1355      COSTANTINO PALEOLOGO  Figlio di Teodoro, cognato di Dimitri Megaduca.

+ 1515 ca.

Anno, mese Stato. Comp. ventura Avversario Condotta Area attività

Azioni intraprese ed altri fatti salienti

1508
Feb. Venezia Impero Veneto

Segue Bartolomeo d’Alviano nella sua avanzata in Cadore attraverso la Val Zoldana. Ha il compito di contrastare il fianco destro dello schieramento nemico assieme con Teodoro Manassi.

Mar. Veneto

Partecipa alla battaglia di Tai di Cadore.

Apr. Friuli

Prende parte all’ attacco contro Gorizia: corre un brutto pericolo allorché si trova vicino alle artiglierie e prendono fuoco due barili di polvere. Rimane ustionato alle mani.

1509
Ago. Venezia Impero Friuli

Viene catturato a Romans da Cristoforo Frangipane mentre sta cercando di soccorrere Cividale del Friuli agli ordini del provveditore Giovanni Paolo Gradenigo: 60 sono i morti tra i veneziani e 40 i prigionieri.

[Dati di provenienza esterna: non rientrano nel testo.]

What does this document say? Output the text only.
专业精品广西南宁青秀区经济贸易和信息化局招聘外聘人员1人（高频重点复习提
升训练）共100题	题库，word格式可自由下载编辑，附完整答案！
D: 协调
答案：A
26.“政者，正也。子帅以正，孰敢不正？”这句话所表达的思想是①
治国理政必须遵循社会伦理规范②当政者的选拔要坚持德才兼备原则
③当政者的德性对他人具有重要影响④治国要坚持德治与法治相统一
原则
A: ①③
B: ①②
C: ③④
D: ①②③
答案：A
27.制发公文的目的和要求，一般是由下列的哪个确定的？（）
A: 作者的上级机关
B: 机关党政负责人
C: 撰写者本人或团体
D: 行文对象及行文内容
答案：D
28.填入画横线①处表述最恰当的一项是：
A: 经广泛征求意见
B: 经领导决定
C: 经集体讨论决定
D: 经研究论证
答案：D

Ott. Friuli e V. Giulia e Croazia

Liberato, opera ancora in Friuli e sotto Trieste. Con Damiano di Tarsia si scontra con 150 fanti imperiali; li sconfigge a San Servolo. Rimane ferito nel combattimento. Si dirige di seguito  a Capodistria.

Dic. Slovenia e Croazia

Si porta a Postumia con Teodoro Manassi e Teodoro Rali;  si imbatte in 60 cavalli croati. Nella scaramuccia sono uccisi venti imperiali e vengono razziati trecento capi di bestiame grosso e tremila di minuto. Rientra con le prede a Capodistria.

1510
Feb. Veneto

A Venezia perché ammalato.

Mag. Friuli e V.Giulia

Lotta a Gradisca d’Isonzo con alcuni cavalli croati: per l’azione è elogiato dal provveditore generale Alvise Dolfin. Sempre nel mese con Giovanni Paleologo (50 cavalli) pone un’imboscata nei pressi di Monfalcone ed attacca 100 cavalli croati: ne sono uccisi 25. Al sopraggiungere del resto dell’esercito imperiale (500 cavalli, 600 fanti e 1000 cernite) è costretto a ripiegare ed a riattrarversare l’Isonzo. Con i balestrieri a cavallo e pochi archibugieri respinge l’attacco degli avversari.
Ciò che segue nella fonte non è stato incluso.